El Manuscrito 512 es un documento brasileño del siglo XVIII custodiado en la Biblioteca Nacional de Rio de Janeiro que da noticia de una fabulosa ciudad perdida en la selva. El aventurero, etnólogo y explorador Richard Francis Burton lo tradujo y dio a conocer en Europa a mediados del siglo XIX. El militar, arqueólogo y explorador Percival Harrison Fawcett se tomó tan en serio el documento que organizó varias expediciones en su búsqueda. En 1925 logró la financiación para la que había de ser la última ya que desapareció junto a sus dos compañeros, uno de ellos su hijo. Las expediciones organizadas para localizarle tuvieron en muchos casos finales trágicos. Y así la leyenda de Percival Harrison Fawcett se sumó a la de la ciudad perdida.

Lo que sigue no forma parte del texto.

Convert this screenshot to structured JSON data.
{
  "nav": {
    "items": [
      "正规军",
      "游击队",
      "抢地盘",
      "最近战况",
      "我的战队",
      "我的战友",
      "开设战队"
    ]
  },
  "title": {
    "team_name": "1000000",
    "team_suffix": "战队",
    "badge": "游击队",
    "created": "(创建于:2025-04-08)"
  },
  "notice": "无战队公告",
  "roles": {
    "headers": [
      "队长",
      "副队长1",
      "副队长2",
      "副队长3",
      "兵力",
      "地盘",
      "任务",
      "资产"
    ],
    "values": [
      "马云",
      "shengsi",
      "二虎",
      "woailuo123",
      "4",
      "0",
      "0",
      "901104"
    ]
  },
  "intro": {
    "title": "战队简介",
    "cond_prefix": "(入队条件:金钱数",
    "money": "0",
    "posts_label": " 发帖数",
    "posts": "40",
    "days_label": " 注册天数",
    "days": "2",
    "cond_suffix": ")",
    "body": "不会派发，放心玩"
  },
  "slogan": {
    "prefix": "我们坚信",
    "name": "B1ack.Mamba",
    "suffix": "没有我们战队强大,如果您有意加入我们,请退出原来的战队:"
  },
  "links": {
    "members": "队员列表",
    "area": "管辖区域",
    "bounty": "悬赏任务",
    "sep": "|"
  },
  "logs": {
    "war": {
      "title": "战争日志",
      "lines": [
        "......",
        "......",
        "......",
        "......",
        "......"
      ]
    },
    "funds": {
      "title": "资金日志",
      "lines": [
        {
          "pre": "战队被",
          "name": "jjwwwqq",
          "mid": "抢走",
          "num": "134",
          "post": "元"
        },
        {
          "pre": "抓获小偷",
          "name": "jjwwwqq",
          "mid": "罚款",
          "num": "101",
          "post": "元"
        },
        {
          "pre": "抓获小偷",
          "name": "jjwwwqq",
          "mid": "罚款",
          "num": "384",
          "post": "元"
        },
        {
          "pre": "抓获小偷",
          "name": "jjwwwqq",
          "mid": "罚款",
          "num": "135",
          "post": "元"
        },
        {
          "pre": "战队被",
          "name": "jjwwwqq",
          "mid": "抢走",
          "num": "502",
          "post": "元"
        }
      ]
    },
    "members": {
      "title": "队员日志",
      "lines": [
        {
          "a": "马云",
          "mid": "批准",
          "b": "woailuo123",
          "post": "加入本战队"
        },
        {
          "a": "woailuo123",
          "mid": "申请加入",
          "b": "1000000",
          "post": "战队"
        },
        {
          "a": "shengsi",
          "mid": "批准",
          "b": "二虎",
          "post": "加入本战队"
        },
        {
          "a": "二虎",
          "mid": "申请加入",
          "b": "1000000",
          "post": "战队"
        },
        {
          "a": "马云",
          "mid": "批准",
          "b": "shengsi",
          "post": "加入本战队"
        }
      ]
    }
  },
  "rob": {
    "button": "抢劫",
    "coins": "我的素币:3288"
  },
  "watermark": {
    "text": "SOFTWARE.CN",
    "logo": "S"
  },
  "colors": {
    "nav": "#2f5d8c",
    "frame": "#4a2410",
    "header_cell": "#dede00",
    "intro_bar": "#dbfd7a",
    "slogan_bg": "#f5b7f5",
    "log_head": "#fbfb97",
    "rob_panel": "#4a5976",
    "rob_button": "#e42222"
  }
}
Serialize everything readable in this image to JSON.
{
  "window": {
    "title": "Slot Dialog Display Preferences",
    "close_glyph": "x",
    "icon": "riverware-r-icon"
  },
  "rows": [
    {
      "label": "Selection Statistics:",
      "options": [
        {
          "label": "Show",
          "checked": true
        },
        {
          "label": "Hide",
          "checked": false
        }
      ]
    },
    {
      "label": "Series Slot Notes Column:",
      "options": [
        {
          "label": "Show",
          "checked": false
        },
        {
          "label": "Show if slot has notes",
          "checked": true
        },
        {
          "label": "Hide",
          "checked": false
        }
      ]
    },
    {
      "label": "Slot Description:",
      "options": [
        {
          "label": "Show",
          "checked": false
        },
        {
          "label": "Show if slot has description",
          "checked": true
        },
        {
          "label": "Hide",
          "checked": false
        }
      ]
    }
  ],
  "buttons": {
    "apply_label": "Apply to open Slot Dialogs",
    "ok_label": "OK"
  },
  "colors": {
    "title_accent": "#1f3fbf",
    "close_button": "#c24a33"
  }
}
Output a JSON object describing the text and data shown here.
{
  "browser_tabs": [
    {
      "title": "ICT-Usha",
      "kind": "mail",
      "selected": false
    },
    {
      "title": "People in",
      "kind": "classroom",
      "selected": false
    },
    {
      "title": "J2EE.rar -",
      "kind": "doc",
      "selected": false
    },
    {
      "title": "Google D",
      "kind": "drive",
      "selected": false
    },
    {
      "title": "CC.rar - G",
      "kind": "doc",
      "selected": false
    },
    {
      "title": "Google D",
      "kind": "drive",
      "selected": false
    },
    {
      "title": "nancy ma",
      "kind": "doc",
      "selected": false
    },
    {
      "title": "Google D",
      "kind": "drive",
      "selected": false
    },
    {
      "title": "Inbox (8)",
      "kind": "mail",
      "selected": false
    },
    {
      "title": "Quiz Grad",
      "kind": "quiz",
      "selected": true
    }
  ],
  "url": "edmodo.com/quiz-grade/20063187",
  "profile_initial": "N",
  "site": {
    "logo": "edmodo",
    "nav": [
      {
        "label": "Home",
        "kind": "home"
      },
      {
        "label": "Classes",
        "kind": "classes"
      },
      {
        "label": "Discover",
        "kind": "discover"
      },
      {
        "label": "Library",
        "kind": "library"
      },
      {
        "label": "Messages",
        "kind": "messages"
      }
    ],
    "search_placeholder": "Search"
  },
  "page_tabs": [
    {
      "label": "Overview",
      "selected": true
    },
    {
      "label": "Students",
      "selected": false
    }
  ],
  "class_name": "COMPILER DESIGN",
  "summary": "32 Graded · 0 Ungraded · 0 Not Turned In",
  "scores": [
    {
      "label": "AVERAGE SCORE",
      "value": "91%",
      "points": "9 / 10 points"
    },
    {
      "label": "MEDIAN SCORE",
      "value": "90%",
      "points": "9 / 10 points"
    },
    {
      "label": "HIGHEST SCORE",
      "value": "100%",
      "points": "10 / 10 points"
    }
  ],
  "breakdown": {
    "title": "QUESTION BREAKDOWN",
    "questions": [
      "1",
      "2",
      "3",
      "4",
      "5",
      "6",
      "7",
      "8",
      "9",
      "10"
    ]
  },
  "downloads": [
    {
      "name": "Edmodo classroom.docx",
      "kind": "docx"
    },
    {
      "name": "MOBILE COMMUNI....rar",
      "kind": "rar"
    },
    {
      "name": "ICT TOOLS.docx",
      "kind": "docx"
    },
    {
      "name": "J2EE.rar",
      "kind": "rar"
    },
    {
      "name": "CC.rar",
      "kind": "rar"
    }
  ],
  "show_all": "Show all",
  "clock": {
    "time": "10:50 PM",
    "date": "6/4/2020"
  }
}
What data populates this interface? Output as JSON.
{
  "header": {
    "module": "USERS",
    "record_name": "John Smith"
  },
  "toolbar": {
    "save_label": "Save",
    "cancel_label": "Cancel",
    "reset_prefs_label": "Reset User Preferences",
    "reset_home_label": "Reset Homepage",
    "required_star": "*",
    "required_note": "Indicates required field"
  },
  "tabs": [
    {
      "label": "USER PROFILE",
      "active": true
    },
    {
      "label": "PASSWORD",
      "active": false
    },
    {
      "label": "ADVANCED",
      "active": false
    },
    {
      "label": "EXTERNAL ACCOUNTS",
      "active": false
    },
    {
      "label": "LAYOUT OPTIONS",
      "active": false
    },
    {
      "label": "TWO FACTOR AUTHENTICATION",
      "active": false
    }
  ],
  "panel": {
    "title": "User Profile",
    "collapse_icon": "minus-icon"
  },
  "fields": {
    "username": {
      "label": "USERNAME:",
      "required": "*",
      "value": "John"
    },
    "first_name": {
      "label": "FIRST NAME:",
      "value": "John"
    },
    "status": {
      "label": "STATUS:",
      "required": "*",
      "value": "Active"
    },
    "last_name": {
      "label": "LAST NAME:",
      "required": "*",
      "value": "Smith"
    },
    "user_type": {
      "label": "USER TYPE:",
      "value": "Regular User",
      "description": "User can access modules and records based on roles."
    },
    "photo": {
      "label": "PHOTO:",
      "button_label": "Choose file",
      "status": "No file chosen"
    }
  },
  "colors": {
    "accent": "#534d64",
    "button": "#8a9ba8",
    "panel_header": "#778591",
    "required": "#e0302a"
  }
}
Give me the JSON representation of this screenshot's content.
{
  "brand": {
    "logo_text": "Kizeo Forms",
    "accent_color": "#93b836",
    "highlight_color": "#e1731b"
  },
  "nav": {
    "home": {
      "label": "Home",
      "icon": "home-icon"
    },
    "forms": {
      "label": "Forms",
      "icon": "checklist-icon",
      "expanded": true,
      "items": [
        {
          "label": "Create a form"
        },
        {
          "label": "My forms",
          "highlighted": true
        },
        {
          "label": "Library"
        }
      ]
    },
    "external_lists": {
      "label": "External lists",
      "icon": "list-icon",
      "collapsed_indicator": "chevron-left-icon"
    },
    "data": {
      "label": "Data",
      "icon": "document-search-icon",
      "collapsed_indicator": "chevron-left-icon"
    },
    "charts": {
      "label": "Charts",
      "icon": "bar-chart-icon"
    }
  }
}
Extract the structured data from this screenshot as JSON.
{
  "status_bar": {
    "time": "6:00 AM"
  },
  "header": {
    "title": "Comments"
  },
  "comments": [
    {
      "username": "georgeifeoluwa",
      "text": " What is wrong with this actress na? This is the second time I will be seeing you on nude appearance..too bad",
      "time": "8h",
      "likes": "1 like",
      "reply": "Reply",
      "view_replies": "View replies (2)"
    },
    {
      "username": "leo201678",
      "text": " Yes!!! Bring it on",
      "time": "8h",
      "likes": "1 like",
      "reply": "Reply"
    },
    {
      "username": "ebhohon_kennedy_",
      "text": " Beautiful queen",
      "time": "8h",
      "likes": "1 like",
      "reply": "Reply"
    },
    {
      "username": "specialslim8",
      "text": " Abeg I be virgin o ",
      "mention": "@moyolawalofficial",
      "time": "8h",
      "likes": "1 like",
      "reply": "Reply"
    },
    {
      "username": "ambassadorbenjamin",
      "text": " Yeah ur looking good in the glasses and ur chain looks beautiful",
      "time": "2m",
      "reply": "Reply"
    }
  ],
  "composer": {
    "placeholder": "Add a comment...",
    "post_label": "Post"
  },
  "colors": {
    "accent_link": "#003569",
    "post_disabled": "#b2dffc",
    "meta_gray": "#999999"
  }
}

A Gray le atrae de esta historia, está claro, la épica del fracaso, la fascinación a la vez compasiva y admirativa por los perdedores -todos sus personajes masculinos lo han sido- que está en su lado más John Huston. El tratamiento sereno de esta aventura gigantesca y trágica le presta un aire insólito que de alguna manera refunda el cine de aventuras. Hermosa y terrible, como la selva que devora al protagonista -porque también incluye sobresaltos y desgarros-, la película discurre con la serenidad de lo nacido para perdurar. Que su factura clásica incluya guiños muy explícitos a Malick, a Coppola y -¡sorpresa!- a Fellini (repasen el final de I vitelloni) da la medida del talento y la ambición de este grandísimo director, uno de los pocos que hoy ofrecen maravilla, inteligencia, emoción y sorpresa. La extraordinaria fotografía del genio iraní Darius Khondji (Seven, Amor, Medianoche en París, La isla de Ellis) da una rara textura pictórica, nunca documental, a las imágenes de la selva y recrea con encanto literario o de cine clásico la Inglaterra victoriana. Lo que resume bien la rareza de esta película que bascula entre el clasicismo del cine de aventuras colonial y la aventura como territorio de indagación psicológica.